The Brazilian legislature is still dominated by a broadly pro-Bolsonaro, pro-deforestation alliance, so ongoing executive action from Lula’s new dream team will likely be the best shot at protecting the Amazon into the foreseeable future. They’ve made a strong start; more news to come!
“Our goal is to achieve zero deforestation in the Amazon and zero emission of greenhouse gases in the electricity matrix, in addition to stimulating the reuse of degraded pastureland. Brazil does not need to deforest in order to maintain and expand its strategic agricultural frontier…We will not tolerate violence against minorities, deforestation and environmental degradation, which have already done so much harm to the country.”
-President Lula da Silva, in his inauguration speech
Poland
American minks and raccoons were introduced into Europe in the 20th century for their fur, and have recently become a threat to Polish waterbirds, which are not adapted to resist these clever and agile predators. Now, in Poland’s Oder River valley, a local wildlife photographer has constructed eight “floating forts,” made from military surplus boats, metal sheets, and sand, to offer a safe haven for nesting birds. Black-headed gulls, terns, oystercatchers, and ringed plovers now all nest annually on all eight artificial islands. These bird forts are a lovely example of innovative conservation in the Anthropocene; eradicating introduced species on a continent (as opposed to an island) is practically impossible, so giving native species some extra safe places is a smart way to help them.
Virus-Eating Plankton
A jaw-dropping new study has found that certain species of plankton can survive and thrive exclusively on a diet of viruses. In the lab, the common Halteria ciliate plankton would still grow and divide even when given exclusively chloroviruses to eat, and some other plankton species were found to eat some viruses at well. Previously, viruses were widely thought to be calorically unimportant.

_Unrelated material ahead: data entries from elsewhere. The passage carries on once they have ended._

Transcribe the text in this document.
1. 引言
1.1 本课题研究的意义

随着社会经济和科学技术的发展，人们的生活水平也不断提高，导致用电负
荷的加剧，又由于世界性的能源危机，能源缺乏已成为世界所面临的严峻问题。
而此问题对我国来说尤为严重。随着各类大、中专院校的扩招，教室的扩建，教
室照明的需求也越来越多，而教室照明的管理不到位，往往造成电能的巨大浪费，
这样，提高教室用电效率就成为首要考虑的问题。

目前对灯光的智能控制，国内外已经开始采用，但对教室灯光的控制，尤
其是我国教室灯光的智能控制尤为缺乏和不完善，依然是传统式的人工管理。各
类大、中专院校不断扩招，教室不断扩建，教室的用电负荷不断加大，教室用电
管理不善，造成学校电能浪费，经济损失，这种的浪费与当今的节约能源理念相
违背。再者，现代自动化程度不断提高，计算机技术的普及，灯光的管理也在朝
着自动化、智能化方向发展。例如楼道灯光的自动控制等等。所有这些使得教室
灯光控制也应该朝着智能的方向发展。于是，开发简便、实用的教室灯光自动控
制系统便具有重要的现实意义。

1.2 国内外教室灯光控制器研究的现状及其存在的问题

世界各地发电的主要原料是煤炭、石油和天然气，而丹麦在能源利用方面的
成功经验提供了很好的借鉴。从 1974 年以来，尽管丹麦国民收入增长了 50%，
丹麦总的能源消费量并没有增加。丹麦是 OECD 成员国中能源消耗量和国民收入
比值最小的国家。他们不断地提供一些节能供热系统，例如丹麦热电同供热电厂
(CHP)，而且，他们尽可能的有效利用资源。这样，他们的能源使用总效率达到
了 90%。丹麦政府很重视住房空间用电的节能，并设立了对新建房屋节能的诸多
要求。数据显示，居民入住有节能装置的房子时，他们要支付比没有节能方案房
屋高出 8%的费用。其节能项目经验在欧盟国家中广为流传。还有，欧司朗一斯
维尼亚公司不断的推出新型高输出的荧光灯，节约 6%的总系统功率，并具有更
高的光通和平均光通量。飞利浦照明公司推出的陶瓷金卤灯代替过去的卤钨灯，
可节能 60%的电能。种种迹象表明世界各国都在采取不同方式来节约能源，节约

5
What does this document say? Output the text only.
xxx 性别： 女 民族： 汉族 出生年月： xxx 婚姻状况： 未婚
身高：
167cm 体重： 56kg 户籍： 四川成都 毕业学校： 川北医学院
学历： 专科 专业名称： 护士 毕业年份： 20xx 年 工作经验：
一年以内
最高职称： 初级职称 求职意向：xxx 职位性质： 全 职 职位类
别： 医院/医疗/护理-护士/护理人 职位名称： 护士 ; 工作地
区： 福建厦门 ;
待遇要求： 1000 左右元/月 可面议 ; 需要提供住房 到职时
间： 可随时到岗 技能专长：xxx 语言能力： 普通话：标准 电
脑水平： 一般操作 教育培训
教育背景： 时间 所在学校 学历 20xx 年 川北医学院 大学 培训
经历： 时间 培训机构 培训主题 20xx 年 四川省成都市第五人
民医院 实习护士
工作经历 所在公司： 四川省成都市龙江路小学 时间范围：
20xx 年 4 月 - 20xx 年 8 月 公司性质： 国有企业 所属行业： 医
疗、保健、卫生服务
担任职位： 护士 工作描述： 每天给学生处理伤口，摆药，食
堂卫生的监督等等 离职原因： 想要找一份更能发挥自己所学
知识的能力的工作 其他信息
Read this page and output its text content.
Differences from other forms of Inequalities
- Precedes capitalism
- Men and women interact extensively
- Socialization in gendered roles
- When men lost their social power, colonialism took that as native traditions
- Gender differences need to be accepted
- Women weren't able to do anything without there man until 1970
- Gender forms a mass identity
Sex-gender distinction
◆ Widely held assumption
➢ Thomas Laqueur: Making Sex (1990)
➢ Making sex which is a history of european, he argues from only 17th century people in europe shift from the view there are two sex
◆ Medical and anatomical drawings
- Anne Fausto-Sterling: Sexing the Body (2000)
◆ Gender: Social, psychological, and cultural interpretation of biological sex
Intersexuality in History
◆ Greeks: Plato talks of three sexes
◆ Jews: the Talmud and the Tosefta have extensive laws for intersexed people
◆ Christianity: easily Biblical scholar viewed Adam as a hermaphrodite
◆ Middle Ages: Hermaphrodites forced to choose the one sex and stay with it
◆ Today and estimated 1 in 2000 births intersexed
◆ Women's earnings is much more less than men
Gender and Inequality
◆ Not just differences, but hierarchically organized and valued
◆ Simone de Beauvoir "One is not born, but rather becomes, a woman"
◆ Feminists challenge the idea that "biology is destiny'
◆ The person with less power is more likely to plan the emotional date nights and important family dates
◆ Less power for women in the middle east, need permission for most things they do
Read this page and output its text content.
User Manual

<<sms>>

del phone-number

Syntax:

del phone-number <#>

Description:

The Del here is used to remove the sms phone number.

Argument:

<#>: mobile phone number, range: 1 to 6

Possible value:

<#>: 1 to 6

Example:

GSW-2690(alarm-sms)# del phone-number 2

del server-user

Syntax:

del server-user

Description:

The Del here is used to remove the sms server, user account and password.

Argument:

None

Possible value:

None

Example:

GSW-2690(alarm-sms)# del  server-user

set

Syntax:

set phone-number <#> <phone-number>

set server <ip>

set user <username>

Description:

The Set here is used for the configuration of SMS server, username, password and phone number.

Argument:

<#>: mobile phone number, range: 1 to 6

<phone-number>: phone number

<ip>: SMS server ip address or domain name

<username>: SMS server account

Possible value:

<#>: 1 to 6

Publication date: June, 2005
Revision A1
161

This discovery has potentially immense consequences for humanity’s understanding of the global food web! It now looks as if consumption of viruses by plankton could be a globally significant source of energy, trickling up the marine food chain and helping support all surface life on Earth. This “virovory” may also be an important part of the global carbon cycle, although science is just beginning to understand how. It’s starting to seem like viruses (much like bacteria, which were previously thought to be all harmful “germs”) are not only vectors of diseases, but a vital stratum of Earth life in their own right, fully integrated into the global ecosystem. Fascinating news!